Field hockey players worldwide are as well-known as rugby players when it comes to knowing how to throw a party. The mid-tournament dinner-dance saw plenty of mingling between athletes, whether Moldovan or Nigerian. The Scottish team, known as the Fish Heads, came to the dinner wearing tuxedo shirts, bow ties, and heavy woolen kilts. And they were an instant hit with the Bermudan and American women's teams.
"There is room for field hockey on the world scene," Rooks says. "It is a lot more of a social event, and it leads to gatherings and honest get-togethers."
But the following morning came the serious hockey, with teams playing down to championship games on the men's and women's sides. While rumors of late-night partying and early-morning hangovers spread along the sidelines, teams were focusing on getting their names on the huge championship trophies sitting on the aluminum dais in the midst of Field 3.
In the women's final, Tirotex of Moldova took on Philadelphia. Tirotex had won multiple championships in the 1990s, and it was not hard to see why. The green-and-blue clad team was much more efficient than it was flashy, making all of the right plays to open players rather than trying to beat the opposition in one-on-one coverage. Tirotex took an early lead and did not let Philadelphia get back into the game, winning the final 6-0.
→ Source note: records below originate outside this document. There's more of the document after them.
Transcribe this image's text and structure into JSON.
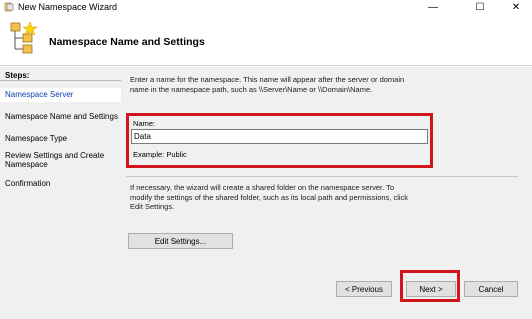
{
  "window": {
    "title": "New Namespace Wizard",
    "controls": {
      "minimize": "—",
      "maximize": "☐",
      "close": "✕"
    }
  },
  "header": {
    "title": "Namespace Name and Settings"
  },
  "steps": {
    "label": "Steps:",
    "items": [
      {
        "label": "Namespace Server",
        "current": true
      },
      {
        "label": "Namespace Name and Settings",
        "current": false
      },
      {
        "label": "Namespace Type",
        "current": false
      },
      {
        "label": "Review Settings and Create Namespace",
        "current": false
      },
      {
        "label": "Confirmation",
        "current": false
      }
    ]
  },
  "content": {
    "description": "Enter a name for the namespace. This name will appear after the server or domain name in the namespace path, such as \\\\Server\\Name or \\\\Domain\\Name.",
    "name_label": "Name:",
    "name_value": "Data",
    "example": "Example: Public",
    "info": "If necessary, the wizard will create a shared folder on the namespace server. To modify the settings of the shared folder, such as its local path and permissions, click Edit Settings.",
    "edit_button": "Edit Settings..."
  },
  "footer": {
    "previous": "< Previous",
    "next": "Next >",
    "cancel": "Cancel"
  },
  "colors": {
    "highlight": "#d0161d",
    "current_step": "#0b3fb0",
    "panel": "#f0f0f0"
  }
}
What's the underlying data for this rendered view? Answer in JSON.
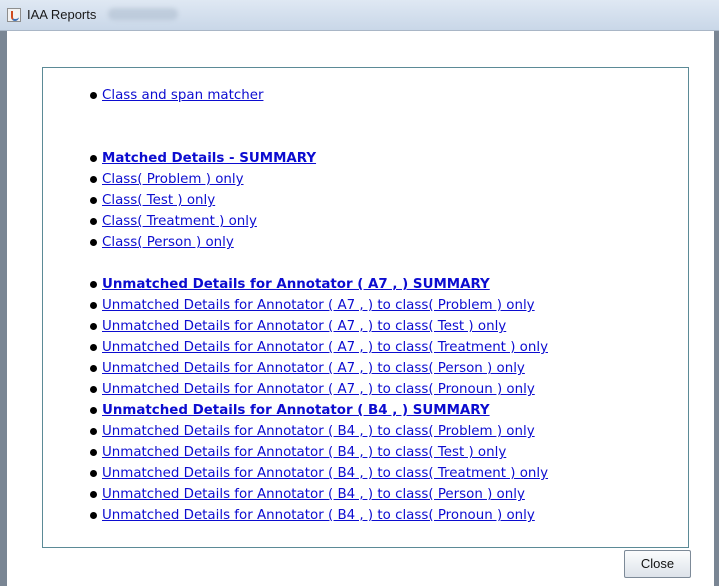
{
  "window": {
    "title": "IAA Reports",
    "close_label": "Close"
  },
  "reports": {
    "overview": [
      {
        "label": "Class and span matcher",
        "bold": false
      }
    ],
    "matched": [
      {
        "label": "Matched Details - SUMMARY ",
        "bold": true
      },
      {
        "label": "Class( Problem ) only",
        "bold": false
      },
      {
        "label": "Class( Test ) only",
        "bold": false
      },
      {
        "label": "Class( Treatment ) only",
        "bold": false
      },
      {
        "label": "Class( Person ) only",
        "bold": false
      }
    ],
    "unmatched": [
      {
        "label": "Unmatched Details for Annotator ( A7 , ) SUMMARY",
        "bold": true
      },
      {
        "label": "Unmatched Details for Annotator ( A7 , ) to class( Problem ) only",
        "bold": false
      },
      {
        "label": "Unmatched Details for Annotator ( A7 , ) to class( Test ) only",
        "bold": false
      },
      {
        "label": "Unmatched Details for Annotator ( A7 , ) to class( Treatment ) only",
        "bold": false
      },
      {
        "label": "Unmatched Details for Annotator ( A7 , ) to class( Person ) only",
        "bold": false
      },
      {
        "label": "Unmatched Details for Annotator ( A7 , ) to class( Pronoun ) only",
        "bold": false
      },
      {
        "label": "Unmatched Details for Annotator ( B4 , ) SUMMARY",
        "bold": true
      },
      {
        "label": "Unmatched Details for Annotator ( B4 , ) to class( Problem ) only",
        "bold": false
      },
      {
        "label": "Unmatched Details for Annotator ( B4 , ) to class( Test ) only",
        "bold": false
      },
      {
        "label": "Unmatched Details for Annotator ( B4 , ) to class( Treatment ) only",
        "bold": false
      },
      {
        "label": "Unmatched Details for Annotator ( B4 , ) to class( Person ) only",
        "bold": false
      },
      {
        "label": "Unmatched Details for Annotator ( B4 , ) to class( Pronoun ) only",
        "bold": false
      }
    ]
  },
  "colors": {
    "link": "#0c0cd0",
    "panel_border": "#5b8a96",
    "titlebar": "#d6e1ee"
  }
}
In the men's championship, a pair of Toronto-based teams played for the trophy. The GOA Reds, winners in 1997, played a style of hockey similar to that of the Toronto Lions. Each team had a number of players with amazing speed and skill. Toronto took an early lead, only to see the Reds tie the game late in regulation.
With the game tied, the teams played 15 minutes of extra time without scoring, meaning that penalty strokes would determine the victor. GOA was able to not only score at will in the round of flicks from seven yards, but the Reds' goalkeeper was able to prevent all but one from entering the cage.